Learning to play pickleball is as easy as 1, 2, 3!
Welcome to sport of pickleball! I’m excited for you, specifically the journey you’re about to undertake. The steps on your journey to learn pickleball are easy to do but challenging to master. Like many other sports, there are many layers and nuances when it comes to excelling at every aspect of the game. But unlike many other sports, you’ll be able to learn pickleball well enough to play with others and sustain rallies very quickly (15-20 minutes in many cases!)
To do this, you need to know the following three things:
- How to keep score
- Where to be on the court
- What is the kitchen?
Other articles on the site will go into more detail for specific aspects of the game, but understanding these three areas will provide you with the foundation needed to get out on the court, play the game, and have a great time! Let’s cover each one in order.
How to keep score
The majority of pickleball is played as doubles teams (you and your partner against two opponents) so let’s start there. In pickleball doubles, the score consists of three numbers (such as 1-3-1 or 5-2-2). Pickleball scoring may look a little non-conventional the first time, but will become more natural after you play your first game or two.
- The first number is the score of the team who is currently serving and will be a number from 0 to 11 for most games (but can be 15 for some tournaments). You must win by 2 points (or more) and matches are typically played best 2 out of 3 games.
- The second number is the receiving team’s score and will also be a number from 0 to 11 (or 15 for some tournaments).
- The last number is the current server number and always be a 1 or a 2. Each team will have a 1st server and a second server. Singles scoring doesn’t use the 3rd number, so singles scores will look like 4-2, 3-0, etc.
Points can only be scored by the serving side. Teams will change sides after each game and ,if a deciding third game is played, players will switch sides after one team reaches 6 points. They will then remain there until the end of the game.
Two things to mention here:
- The ball is served by both players on a side who must lose their serve before their opponents become the serving team.
- The only exception to this is when the game starts. Once the person serving to start the game loses their serve, their opponents become the serving team. This continues from then on with both players on each side having to lose their serve before the opponent gets to serve again. Because of this, the score ends in a ‘2’ instead of a ‘1’ as you might expect.
Let’s have a fictional match with me (Trey) and my partner (Paige) against a team of Jack and Jill. Original, I know ;-). Jack and I are the 2nd servers on our teams while Paige and Jill are the 1st servers. Paige and I are serving first to start the game and the score is 0-0-2.
Paige hits a good serve to start the game. We rally back and forth with the other team and then they hit the ball into the net. Because we are serving, we win the point and the score is now 1-0-2 (one point for us, no points for our opponents, and Paige is serving.
Another way to think of the ‘2’ at the end of the score is that if the serving team loses the point, it will switch over to the other team to serve. Whereas if it’s a ‘1’ at the end of the score, and if the serving team loses the point, the server’s partner becomes the new server. The serve stays with them.

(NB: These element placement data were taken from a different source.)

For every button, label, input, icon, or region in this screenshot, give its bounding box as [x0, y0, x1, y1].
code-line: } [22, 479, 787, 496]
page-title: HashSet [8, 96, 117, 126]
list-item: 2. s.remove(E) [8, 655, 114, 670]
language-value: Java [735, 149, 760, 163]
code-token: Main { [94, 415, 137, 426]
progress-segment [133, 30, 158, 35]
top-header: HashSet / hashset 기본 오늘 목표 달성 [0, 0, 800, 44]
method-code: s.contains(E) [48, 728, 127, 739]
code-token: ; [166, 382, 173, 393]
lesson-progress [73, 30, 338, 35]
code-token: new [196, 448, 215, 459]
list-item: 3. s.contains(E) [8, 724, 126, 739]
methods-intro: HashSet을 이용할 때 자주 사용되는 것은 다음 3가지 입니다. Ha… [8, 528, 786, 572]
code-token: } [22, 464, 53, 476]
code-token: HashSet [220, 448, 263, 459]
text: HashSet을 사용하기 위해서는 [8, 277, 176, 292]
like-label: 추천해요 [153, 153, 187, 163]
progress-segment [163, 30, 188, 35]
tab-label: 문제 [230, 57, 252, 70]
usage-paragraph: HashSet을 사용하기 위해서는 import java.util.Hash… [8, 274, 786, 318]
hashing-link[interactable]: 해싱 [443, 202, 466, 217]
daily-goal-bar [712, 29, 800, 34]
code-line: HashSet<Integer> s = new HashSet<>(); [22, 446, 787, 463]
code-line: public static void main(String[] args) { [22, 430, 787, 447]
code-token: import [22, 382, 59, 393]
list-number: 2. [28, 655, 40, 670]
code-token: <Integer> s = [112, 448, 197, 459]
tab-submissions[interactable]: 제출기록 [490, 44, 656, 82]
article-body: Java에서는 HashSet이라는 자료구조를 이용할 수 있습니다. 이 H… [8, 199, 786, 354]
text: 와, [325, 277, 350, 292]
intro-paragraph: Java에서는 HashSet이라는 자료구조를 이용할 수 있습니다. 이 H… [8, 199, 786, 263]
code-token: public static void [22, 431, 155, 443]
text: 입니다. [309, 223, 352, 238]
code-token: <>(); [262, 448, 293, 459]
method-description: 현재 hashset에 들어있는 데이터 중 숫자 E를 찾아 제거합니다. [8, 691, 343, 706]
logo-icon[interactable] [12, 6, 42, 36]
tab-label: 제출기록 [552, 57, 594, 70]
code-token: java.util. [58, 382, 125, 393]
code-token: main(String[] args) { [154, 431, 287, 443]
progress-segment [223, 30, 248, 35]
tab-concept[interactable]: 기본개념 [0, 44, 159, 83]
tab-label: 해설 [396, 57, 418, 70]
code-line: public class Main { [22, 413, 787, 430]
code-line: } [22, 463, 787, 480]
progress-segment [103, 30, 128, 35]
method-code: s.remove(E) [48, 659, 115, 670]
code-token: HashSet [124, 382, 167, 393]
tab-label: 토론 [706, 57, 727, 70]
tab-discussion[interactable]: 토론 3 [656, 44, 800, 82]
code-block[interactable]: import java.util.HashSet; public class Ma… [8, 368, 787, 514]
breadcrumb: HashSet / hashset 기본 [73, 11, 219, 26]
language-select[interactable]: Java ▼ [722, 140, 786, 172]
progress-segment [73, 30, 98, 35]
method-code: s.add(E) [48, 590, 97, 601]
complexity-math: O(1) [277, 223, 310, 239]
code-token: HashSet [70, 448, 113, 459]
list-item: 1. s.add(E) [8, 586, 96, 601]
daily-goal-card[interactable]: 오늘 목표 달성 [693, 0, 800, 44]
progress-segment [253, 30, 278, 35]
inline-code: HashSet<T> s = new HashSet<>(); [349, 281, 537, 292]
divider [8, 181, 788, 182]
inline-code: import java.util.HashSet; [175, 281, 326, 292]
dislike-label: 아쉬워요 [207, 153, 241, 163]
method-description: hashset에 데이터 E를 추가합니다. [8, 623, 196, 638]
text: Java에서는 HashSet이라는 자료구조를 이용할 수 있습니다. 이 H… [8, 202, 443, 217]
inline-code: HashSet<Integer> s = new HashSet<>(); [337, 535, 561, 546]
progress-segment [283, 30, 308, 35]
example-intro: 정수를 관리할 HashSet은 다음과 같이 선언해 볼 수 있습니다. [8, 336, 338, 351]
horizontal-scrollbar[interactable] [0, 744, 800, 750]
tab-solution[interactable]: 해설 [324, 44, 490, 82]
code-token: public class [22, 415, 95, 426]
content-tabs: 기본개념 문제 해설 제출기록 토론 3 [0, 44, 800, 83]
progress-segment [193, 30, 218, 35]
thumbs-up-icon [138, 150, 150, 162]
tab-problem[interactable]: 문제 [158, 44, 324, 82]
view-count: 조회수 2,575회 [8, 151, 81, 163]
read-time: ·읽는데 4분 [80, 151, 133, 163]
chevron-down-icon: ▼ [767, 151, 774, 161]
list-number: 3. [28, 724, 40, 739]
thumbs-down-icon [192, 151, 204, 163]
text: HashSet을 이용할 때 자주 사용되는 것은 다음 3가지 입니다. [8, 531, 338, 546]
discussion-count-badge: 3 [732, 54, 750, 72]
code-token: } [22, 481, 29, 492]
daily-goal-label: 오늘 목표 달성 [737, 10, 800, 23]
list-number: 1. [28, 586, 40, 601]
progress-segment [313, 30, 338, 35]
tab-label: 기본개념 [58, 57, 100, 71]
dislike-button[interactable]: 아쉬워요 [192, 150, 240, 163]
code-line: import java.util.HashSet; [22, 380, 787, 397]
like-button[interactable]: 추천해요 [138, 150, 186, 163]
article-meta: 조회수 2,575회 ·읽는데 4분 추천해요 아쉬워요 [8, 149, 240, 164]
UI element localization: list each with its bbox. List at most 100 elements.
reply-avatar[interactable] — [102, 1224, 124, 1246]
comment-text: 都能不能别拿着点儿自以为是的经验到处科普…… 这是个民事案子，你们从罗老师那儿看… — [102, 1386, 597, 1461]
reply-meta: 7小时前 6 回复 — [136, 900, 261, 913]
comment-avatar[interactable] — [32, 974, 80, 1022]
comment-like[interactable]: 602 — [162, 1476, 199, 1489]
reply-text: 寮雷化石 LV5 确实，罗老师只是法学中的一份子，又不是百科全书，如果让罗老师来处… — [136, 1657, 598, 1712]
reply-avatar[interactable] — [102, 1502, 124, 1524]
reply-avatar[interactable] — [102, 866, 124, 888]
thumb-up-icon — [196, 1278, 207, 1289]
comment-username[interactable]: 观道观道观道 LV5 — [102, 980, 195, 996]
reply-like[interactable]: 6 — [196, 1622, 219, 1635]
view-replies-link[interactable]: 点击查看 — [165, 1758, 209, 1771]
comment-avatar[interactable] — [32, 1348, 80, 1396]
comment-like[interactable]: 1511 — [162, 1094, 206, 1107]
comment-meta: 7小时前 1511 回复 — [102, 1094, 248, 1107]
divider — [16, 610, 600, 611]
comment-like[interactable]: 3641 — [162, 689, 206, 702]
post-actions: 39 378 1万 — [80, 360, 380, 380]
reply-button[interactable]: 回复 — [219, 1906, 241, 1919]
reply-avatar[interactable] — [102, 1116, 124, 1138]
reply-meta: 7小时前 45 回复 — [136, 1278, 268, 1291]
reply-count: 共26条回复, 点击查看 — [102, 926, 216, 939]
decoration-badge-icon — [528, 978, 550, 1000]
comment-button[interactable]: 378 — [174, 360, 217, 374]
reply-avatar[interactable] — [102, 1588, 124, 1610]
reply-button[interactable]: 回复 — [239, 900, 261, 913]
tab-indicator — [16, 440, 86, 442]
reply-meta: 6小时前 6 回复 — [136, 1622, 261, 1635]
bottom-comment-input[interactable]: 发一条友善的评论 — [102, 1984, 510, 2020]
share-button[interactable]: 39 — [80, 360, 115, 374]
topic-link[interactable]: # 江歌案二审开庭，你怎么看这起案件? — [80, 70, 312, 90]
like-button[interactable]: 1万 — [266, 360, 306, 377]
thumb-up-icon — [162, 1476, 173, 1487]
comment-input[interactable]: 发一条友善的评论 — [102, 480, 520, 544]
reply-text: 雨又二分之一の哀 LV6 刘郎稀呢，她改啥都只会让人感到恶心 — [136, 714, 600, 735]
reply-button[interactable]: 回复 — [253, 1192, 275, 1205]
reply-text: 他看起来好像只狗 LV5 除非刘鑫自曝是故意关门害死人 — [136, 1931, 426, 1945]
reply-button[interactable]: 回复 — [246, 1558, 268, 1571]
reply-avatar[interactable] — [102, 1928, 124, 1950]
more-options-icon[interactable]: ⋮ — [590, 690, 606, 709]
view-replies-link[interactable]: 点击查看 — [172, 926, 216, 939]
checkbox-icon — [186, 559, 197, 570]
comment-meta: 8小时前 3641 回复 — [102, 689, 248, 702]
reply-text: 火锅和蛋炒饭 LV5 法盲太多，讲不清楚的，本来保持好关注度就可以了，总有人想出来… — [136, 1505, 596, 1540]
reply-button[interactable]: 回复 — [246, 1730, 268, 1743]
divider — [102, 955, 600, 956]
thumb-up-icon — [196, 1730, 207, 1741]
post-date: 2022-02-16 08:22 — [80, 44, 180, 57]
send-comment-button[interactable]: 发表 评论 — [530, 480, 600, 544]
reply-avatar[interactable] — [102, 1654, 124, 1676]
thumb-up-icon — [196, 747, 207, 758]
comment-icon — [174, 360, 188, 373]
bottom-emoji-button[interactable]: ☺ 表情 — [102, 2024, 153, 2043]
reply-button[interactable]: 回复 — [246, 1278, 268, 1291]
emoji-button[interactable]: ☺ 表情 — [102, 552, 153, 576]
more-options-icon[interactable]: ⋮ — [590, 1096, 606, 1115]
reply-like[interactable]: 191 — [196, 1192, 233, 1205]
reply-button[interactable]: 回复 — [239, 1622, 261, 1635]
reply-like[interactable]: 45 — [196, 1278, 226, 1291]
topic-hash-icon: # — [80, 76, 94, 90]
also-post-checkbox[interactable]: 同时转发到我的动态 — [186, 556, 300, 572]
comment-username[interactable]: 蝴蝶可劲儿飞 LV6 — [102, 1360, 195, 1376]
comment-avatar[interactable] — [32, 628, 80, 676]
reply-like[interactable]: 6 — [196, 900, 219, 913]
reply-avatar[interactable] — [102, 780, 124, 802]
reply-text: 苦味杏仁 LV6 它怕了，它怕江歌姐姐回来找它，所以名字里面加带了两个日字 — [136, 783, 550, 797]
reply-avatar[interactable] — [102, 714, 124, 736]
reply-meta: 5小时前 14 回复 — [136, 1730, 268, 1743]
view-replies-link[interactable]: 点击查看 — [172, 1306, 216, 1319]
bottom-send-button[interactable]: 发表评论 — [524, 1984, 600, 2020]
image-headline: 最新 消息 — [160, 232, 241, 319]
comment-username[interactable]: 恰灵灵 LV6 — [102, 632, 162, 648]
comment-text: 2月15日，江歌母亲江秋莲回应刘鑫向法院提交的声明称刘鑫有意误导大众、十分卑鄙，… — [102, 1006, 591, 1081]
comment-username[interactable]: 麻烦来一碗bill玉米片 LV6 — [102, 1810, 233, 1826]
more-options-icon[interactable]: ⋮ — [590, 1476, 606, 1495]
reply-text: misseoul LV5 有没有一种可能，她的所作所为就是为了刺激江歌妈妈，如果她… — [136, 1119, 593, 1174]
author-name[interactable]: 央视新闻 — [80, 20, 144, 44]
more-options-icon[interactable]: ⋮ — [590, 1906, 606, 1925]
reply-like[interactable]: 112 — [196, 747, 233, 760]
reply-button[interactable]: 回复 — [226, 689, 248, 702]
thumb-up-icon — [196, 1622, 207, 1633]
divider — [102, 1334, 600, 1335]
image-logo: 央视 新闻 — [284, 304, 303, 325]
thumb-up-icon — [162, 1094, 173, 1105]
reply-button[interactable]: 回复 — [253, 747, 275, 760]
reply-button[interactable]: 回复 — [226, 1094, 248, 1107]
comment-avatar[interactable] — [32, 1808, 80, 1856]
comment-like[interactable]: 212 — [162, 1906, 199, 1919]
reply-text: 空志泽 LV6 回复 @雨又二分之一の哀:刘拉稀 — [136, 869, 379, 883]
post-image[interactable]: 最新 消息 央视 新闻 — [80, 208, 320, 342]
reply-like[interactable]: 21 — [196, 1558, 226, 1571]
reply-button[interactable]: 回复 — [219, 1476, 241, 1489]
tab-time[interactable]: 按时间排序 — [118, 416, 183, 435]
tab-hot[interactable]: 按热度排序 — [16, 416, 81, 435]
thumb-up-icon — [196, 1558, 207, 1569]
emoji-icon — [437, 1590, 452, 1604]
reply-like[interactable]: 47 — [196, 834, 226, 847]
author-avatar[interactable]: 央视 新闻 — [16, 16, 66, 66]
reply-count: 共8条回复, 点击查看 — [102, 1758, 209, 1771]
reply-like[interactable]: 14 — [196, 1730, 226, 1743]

Now, with the score 1-0-2, Paige serves again and we win the next point as well to make the score 2-0-2. On Paige’s next serve, we lose the point. The serve now switches over to our opponents (Jack & Jill) with the score 0-2-1 [The serving team has 0 points, Paige and I have 2 points, and the 1st server (Jill) is serving.]
Jill serves but hits the ball into the net, committing a fault. The score now becomes 0-2-2. Note that the points haven’t changed (it’s still 0 points to 2 points). The last number is now a 2 to indicate that the second server on the team is now serving. If Jack and Jill now win a point (with Jack serving) the score becomes 1-2-2.
Where to be on the court
This is another key element as you learn pickleball, and goes hand-in-hand with understanding the strategy. When you are serving, both you and your partner will be standing behind the baseline. Due to the two-bounce rule, you both should remain there until you hit your third shot.
The player receiving the serve will be behind the baseline and their partner will be up a the kitchen line (discussed in more detail below).
Once the returner has hit their return, they can immediately start moving up t the kitchen line. In pickleball, the receiving team has the advantage of court position (one player is already up at the kitchen line).
More advanced positioning is covered in the article on stacking.
What is the kitchen?
The pickleball kitchen line is one of the first things you’ll be exposed to as you learn pickleball. It’s what makes the pickleball court (and pickleball strategy) unique. The kitchen (also known as the No Volley Zone) extends 7 feet out from and runs parallel to the net.
More detailed information can be found in the post on rules (as well as at the official tournament rule book at USAPA.org), but the kitchen prevents players from standing close to the net and hitting a volley (or hitting overheads from close range) right at their opponents. It provides a little space from the opponents on each side of the court.
A ball must bounce before hitting it in the kitchen. You can’t take the ball out of the air (volley) while standing in the kitchen.
There you have it…the ‘Easy as 1,2,3’ steps to learning pickleball. Now it’s time to get out on the court and have some fun!